We do have our own cubicles--made of what appears to be moldy cardboard—and they match the carpet exactly. We have nothing like a kitchenette or breakroom. If you want coffee, you have to go get water in the restrooms. Of course, the sinks are always overflowing because some stupid jerk empties the remainder of his breakfast mush, ramen, smelly fish stew, or whatever into them every day.
The lighting is typical 1950s era: harsh overhead fluorescents that would quickly blind you if you tried to work with a monitor under them. So we ask to have them turned off. They are glad to do this, because it saves on electricity bills. The drawback is that this leaves our environment utterly troglodytic ; the advantage is that we can't see our environment).

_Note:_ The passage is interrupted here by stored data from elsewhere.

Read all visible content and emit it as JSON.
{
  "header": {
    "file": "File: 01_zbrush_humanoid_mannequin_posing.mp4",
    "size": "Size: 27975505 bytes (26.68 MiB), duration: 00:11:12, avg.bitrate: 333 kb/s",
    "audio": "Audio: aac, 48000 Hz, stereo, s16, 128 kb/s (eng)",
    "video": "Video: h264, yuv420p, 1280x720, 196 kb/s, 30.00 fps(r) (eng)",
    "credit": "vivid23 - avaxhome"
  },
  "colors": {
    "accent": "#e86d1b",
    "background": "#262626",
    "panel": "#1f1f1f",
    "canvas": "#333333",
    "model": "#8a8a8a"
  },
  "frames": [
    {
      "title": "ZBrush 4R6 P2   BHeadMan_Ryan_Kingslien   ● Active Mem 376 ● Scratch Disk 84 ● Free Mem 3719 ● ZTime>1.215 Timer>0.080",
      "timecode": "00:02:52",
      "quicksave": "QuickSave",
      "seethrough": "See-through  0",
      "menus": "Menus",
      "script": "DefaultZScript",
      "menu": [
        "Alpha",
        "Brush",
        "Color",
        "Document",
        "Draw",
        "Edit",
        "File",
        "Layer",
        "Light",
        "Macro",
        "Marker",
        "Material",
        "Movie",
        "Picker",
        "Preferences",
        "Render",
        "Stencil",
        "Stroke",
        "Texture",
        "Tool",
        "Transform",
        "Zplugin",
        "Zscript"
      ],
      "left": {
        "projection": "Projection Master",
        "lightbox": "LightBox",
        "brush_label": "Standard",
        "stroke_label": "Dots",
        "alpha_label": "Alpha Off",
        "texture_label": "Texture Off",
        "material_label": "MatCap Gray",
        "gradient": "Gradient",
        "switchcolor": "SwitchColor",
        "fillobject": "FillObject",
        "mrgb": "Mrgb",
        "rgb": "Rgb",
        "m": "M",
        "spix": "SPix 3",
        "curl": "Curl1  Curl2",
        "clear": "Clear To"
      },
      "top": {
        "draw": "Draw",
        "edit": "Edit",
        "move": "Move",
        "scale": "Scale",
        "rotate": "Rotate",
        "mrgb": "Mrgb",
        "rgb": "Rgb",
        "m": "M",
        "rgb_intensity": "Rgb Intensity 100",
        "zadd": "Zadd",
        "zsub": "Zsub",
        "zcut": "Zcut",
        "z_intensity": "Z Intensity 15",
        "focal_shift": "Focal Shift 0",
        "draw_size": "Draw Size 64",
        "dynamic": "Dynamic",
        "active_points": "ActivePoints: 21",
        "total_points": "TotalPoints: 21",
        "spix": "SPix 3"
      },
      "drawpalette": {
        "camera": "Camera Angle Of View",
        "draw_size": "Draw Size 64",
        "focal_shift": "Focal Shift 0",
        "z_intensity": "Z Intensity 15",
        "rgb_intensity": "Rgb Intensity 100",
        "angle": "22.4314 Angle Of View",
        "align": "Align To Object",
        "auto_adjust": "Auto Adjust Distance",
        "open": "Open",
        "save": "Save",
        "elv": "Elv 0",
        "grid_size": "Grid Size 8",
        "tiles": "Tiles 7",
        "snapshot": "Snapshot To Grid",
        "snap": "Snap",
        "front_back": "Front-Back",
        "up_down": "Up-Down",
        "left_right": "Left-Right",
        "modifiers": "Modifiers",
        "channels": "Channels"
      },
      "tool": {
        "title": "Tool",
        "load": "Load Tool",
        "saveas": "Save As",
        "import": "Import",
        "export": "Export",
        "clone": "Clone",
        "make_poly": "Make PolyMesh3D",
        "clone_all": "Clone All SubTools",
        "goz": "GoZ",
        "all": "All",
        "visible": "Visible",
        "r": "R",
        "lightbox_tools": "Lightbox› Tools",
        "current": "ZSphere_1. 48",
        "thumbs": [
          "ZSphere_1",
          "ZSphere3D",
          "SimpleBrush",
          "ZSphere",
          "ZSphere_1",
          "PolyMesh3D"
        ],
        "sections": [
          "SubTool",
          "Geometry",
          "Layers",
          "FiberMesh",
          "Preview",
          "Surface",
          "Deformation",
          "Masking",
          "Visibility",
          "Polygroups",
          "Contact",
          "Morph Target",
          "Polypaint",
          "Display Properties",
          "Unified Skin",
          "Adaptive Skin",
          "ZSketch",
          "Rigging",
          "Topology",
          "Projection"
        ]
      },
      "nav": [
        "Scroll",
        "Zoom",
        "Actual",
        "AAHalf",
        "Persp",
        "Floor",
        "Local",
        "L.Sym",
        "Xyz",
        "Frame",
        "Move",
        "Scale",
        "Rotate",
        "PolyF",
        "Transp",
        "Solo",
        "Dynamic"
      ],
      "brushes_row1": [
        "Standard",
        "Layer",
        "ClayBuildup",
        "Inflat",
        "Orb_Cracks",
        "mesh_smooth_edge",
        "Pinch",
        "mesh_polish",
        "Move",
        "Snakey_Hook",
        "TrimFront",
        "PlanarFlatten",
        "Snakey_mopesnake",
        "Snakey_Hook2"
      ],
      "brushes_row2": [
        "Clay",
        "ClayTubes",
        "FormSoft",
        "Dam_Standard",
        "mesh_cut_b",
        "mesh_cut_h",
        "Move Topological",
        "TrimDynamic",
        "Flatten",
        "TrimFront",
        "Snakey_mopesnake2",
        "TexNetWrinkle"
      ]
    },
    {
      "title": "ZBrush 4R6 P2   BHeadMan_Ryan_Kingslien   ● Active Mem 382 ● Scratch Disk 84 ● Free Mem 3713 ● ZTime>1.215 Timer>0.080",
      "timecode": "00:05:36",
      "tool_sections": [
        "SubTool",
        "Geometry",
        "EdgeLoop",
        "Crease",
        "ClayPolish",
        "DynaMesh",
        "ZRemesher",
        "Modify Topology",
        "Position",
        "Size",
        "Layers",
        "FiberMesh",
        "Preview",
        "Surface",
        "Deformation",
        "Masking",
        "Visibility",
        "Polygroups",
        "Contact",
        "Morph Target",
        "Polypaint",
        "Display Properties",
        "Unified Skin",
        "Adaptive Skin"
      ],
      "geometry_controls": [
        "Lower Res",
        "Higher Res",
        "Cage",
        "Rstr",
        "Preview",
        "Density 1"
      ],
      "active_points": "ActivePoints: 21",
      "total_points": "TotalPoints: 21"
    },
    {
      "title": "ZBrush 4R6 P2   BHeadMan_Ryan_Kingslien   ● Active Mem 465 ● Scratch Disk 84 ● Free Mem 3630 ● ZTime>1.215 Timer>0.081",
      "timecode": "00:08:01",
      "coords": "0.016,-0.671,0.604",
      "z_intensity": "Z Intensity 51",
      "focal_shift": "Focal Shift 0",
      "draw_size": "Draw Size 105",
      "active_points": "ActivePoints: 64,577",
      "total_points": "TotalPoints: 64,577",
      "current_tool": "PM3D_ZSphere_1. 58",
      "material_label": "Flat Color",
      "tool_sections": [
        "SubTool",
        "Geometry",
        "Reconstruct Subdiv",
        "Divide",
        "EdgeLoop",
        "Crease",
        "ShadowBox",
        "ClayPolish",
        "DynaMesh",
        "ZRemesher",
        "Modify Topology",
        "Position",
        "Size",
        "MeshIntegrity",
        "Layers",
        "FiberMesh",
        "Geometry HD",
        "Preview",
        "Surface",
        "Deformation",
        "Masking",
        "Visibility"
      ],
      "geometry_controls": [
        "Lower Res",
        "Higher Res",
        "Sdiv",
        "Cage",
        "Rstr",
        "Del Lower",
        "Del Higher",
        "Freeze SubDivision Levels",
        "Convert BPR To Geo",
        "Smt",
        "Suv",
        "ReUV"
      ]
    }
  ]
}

It could be worse, of course—I could have been working in the building that sank. No, it didn't sink completely—it's just sort of The Leaning Tower of Dallas. (Actually, it's in Irving, but who's heard of Irving?) The good thing is that they managed to get most of the people out (a triumph of organizational genius, considering that the sinking occurred in a mere decade), the bad news is they moved them in with us. Our warren of cubical cells is now so overcrowded that collision is a serious factor in deciding whether or not to go to the bathroom to make coffee.
Great men are almost always bad men--Lord Acton's Corollary
In 2006 when I started at Dell we had one 15" tube monitor.
We did not have cubes, we had this abomination called a pod.
The pod walls are 18 inches higher than the surface of your desk.
The person sitting across from you can be heard just as
clearly on your phone as you can.
Dell would not pay for noise canceling headsets.
Dell uses a Compaq ie. HP mainframe to run their ticket system.
Now that is some damn irony.
It took me multiple weeks of begging to receive my very own
company purchased pen and notepad.
They monitor to "the second" how long you go to bathroom and
it is part of your evaluations.
Emails to customers are expected to be done between calls,
or while waiting for reboots, or when there are no calls.
You have to get permission to work overtime to get aforementioned
emails done outside your 8 hr shift.
Yet...they constant ask you to work overtime to take more calls.
On overnight shift they ask you take "platinum calls" ie. MCSE
required when you don't have even an MCSA.
To be honest that is a contract violation.
This is not for Desktop or Workstation Support, this is for
Server Support.
So for me D[h]ell will always be #1 worst place to work period.